After the sell-side analyst scandal in 2003, the SEC negotiated a settlement with i-banks to rein in tainted research. Now, the Senator Banking Committee chair wants to reexamine that deal
A last-minute amendment to the financial-reform package passed by the Senate Banking Committee this week would require a study of the conflicts between research analysts and the investment banks for which they work.
The new provision, which was included in a manager's amendment added to the bill by the committee's chairman, Sen. Christopher Dodd, D-Conn., came after reports surfaced that a federal court had rejected some proposed changes to the 2003 global research analyst settlement.
Mr. Dodd's amendment directs the U.S. comptroller general to study analyst conflicts and the benefits of the settlement. The comptroller must report back to Congress within 18 months with recommendations as to whether any of the research settlement's terms should be "codified and applied permanently" or if other regulatory or legislative measures are needed to protect investors.

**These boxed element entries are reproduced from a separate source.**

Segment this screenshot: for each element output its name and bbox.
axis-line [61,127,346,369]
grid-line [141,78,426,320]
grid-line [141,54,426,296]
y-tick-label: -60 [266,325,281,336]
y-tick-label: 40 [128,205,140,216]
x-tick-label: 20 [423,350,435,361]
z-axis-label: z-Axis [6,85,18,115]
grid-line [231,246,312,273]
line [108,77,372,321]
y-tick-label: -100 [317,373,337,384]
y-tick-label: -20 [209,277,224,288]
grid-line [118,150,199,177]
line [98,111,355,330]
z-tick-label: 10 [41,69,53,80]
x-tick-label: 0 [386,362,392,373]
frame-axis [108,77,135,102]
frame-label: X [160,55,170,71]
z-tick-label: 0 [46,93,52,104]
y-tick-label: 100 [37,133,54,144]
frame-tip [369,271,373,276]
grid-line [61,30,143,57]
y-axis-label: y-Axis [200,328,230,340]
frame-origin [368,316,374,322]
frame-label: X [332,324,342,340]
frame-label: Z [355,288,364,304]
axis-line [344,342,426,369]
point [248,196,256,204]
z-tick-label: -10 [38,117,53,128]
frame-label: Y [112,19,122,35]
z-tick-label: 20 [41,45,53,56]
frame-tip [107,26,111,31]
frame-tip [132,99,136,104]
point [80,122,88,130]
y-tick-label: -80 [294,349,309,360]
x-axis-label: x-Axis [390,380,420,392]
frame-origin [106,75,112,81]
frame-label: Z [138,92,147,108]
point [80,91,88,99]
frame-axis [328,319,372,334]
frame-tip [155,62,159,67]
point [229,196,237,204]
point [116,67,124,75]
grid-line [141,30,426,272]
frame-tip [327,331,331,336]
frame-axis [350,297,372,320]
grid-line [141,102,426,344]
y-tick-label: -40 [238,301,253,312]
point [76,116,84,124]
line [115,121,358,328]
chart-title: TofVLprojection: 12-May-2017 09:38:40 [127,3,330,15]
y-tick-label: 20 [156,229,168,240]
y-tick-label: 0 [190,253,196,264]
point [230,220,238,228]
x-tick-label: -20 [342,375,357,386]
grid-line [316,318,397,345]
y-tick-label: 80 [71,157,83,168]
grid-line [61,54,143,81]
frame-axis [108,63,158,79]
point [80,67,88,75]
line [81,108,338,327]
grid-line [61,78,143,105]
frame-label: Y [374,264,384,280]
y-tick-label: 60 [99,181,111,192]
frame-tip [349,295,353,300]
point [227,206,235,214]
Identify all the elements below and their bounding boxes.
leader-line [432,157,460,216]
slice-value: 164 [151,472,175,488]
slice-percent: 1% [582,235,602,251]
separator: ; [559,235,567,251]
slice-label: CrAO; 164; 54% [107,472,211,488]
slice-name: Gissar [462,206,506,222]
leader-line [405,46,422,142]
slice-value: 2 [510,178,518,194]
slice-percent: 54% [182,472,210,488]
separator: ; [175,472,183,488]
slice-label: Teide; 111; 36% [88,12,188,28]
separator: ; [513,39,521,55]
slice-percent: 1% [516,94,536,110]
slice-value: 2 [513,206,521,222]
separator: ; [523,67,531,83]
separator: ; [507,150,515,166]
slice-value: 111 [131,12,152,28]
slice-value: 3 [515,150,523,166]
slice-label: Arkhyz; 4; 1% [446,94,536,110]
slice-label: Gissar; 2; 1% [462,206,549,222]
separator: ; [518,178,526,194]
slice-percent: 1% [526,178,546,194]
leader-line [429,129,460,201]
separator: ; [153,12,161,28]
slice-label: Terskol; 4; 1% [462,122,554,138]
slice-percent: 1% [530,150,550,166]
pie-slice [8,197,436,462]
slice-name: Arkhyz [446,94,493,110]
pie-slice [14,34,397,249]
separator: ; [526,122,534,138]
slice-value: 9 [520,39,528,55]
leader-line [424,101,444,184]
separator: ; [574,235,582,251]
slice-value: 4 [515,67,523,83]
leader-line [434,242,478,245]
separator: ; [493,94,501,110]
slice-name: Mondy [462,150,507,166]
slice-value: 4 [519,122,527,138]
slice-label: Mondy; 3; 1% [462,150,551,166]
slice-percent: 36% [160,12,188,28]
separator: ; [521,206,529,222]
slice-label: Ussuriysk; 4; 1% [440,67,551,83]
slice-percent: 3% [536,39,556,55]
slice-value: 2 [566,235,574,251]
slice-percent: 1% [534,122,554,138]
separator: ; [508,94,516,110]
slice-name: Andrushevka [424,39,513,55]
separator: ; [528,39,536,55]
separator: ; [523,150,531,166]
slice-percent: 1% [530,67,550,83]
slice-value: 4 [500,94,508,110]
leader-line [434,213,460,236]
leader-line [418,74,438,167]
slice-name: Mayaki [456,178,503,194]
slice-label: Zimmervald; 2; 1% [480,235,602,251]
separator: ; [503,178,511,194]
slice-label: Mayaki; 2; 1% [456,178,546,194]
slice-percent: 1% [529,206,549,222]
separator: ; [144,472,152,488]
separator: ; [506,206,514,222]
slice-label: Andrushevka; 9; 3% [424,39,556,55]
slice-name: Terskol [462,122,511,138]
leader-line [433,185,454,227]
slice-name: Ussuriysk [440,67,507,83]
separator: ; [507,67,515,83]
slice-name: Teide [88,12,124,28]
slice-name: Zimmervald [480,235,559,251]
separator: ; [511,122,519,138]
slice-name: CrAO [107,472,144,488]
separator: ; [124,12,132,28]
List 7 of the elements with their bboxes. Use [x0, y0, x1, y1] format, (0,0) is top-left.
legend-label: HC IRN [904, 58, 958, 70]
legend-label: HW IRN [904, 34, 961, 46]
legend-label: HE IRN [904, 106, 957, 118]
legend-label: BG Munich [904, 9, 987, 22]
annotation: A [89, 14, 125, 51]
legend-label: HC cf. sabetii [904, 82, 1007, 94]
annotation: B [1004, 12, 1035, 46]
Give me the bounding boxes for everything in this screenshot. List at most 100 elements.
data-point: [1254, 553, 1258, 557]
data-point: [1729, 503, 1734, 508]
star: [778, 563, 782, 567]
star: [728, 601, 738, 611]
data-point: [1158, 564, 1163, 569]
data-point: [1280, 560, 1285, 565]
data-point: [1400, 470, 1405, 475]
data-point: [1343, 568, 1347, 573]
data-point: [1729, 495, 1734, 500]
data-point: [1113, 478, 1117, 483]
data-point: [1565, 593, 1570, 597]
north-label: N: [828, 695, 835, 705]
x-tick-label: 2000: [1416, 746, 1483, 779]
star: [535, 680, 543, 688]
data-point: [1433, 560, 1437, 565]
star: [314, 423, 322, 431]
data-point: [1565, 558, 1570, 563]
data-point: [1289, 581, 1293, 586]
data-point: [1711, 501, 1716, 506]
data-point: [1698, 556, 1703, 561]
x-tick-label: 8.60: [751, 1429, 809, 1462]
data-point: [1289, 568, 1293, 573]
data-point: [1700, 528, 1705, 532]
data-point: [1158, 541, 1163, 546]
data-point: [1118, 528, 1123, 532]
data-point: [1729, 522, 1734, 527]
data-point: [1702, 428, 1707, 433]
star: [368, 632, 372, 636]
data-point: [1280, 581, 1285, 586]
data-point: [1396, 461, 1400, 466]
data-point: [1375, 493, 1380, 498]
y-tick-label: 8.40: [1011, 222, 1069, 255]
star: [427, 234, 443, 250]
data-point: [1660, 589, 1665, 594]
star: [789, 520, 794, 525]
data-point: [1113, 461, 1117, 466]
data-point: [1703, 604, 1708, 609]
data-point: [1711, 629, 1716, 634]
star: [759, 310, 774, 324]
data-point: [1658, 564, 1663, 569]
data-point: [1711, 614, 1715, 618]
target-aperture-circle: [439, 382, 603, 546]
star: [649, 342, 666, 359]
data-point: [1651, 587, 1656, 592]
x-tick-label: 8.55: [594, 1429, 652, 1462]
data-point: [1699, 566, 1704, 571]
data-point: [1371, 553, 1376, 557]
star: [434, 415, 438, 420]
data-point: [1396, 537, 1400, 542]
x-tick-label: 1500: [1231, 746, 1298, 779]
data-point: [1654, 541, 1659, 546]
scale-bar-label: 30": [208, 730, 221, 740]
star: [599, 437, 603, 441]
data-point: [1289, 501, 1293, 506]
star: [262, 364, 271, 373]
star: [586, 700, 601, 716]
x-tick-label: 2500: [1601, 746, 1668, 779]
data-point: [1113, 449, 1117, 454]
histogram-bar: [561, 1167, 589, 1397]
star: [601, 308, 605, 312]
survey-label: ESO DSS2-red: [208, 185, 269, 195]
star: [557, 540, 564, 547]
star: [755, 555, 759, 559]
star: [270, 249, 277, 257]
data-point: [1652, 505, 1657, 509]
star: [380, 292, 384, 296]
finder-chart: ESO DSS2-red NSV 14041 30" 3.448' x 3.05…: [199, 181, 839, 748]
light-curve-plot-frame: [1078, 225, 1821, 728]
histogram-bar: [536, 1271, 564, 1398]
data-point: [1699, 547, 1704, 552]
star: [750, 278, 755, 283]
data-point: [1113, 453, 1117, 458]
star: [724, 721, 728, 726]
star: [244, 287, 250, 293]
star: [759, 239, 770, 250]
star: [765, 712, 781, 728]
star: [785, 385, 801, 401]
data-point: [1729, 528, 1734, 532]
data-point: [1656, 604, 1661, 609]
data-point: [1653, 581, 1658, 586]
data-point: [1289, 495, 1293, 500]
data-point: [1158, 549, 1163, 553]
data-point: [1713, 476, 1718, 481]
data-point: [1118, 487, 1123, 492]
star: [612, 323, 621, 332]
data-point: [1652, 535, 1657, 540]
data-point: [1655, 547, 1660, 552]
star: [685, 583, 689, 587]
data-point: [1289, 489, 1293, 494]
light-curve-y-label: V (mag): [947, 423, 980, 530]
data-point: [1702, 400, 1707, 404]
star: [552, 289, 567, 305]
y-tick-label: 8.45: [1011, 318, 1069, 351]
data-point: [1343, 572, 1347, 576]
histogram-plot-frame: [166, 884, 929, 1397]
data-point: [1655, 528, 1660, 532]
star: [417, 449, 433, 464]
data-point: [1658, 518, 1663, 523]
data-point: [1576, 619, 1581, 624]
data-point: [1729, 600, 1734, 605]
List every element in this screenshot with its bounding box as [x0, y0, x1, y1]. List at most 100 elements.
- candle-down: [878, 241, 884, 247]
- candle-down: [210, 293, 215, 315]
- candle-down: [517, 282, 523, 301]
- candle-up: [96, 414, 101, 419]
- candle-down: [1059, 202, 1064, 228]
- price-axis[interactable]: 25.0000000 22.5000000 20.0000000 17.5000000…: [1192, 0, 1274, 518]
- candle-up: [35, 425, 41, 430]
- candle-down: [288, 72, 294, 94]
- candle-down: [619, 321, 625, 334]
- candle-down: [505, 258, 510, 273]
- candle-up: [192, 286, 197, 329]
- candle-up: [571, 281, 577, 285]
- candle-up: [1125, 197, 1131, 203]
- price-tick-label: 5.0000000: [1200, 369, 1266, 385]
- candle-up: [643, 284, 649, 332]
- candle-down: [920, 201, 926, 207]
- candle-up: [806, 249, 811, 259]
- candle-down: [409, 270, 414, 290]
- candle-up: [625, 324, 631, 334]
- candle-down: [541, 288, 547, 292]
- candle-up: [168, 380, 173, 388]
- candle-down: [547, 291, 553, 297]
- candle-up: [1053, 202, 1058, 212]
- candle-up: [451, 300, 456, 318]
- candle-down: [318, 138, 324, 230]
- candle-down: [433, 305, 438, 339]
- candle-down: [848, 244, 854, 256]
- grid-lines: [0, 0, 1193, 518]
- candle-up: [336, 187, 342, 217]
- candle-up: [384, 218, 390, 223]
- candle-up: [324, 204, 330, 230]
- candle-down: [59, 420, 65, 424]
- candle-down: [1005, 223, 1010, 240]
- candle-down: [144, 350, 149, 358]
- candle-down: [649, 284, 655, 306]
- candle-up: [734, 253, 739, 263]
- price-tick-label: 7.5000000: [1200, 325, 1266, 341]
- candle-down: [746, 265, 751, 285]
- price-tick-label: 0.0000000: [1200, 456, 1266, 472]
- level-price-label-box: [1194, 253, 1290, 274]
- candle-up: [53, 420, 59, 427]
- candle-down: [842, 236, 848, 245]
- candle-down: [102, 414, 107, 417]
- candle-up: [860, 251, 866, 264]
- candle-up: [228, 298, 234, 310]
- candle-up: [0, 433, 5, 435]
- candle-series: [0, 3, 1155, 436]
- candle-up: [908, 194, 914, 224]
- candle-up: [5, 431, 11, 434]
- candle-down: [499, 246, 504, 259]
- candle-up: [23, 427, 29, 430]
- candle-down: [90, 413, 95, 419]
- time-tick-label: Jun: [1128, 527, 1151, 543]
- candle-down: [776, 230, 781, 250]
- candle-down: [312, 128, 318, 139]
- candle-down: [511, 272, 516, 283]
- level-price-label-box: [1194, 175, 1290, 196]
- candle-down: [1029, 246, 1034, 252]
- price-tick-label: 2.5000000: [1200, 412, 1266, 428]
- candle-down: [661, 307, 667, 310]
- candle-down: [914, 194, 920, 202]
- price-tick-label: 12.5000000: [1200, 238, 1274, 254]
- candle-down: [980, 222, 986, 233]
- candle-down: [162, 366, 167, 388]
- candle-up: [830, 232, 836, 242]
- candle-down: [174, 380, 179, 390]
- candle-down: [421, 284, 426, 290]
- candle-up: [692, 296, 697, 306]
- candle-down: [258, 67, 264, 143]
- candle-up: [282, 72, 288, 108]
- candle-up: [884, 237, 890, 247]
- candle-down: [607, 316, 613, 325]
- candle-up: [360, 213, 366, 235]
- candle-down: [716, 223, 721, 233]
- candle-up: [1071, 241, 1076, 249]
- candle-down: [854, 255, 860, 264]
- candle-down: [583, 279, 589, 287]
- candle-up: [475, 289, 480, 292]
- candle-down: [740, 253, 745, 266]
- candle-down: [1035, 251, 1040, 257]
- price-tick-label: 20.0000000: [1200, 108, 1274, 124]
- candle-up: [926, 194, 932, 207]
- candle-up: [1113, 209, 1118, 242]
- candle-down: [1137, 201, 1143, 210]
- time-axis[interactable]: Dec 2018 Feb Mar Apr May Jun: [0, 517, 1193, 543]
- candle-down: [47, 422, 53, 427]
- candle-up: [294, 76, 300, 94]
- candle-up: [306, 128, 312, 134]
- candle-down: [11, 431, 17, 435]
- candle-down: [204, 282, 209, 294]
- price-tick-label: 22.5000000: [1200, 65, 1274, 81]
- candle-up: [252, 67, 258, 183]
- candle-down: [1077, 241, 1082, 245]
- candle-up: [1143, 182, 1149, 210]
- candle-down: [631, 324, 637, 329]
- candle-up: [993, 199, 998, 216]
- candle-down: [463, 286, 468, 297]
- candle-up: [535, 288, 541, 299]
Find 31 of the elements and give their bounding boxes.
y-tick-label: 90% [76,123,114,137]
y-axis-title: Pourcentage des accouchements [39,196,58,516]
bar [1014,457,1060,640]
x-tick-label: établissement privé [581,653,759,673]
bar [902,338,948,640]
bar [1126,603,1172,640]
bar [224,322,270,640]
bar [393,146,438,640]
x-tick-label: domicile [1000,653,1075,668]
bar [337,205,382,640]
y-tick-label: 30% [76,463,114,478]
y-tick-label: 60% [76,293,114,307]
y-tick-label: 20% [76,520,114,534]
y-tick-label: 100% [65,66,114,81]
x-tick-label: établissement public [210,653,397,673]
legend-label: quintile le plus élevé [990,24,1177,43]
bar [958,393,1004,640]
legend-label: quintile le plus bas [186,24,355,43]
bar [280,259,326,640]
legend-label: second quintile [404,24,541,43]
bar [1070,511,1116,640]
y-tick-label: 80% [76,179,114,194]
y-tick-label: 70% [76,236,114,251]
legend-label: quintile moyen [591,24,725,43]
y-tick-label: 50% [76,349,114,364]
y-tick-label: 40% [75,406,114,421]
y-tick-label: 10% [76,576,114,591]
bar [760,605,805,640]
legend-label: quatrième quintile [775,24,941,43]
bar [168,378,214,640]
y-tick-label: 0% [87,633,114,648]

The Securities and Exchange Commission, together with major brokerage firms covered by the settlement, had sought permission from the court to alter some portions of the agreement.
In a ruling last week, U.S. District Judge William Pauley rejected a request by the settling firms and the Securities and Exchange Commission to allow investment bankers and analysts to communicate with one another about industry and market trends outside the presence of lawyers or compliance officials.
Under the settlement, such communication has to be supervised by legal staff.
In a statement this week, the SEC said that under terms of the 2003 settlement, the agency agreed to consider modifications to the deal.
Several changes have already occurred.
The settlement no longer includes prohibitions against investment-banking input into analyst compensation and no longer bars research analysts from participating in efforts to solicit investment-banking business, the SEC said, because Financial Industry Regulatory Authority Inc. rules now offer similar protections.
The agency noted that restrictions remain, including physical separation of research analysts and investment-banking staffs, and prohibitions on investment bankers' having input into research budgets, company coverage decisions and unchaperoned communication about potential banking deals.
A spokeswoman for the Senate Banking Committee did not return a call.
In an email, SEC spokesman John Nester said the agency had no comment on "individual items in the bill," and referred InvestmentNews to its earlier statement.
The Senate's financial-reform bill will be taken up by the full Senate in coming weeks, and further changes to the legislation are expected.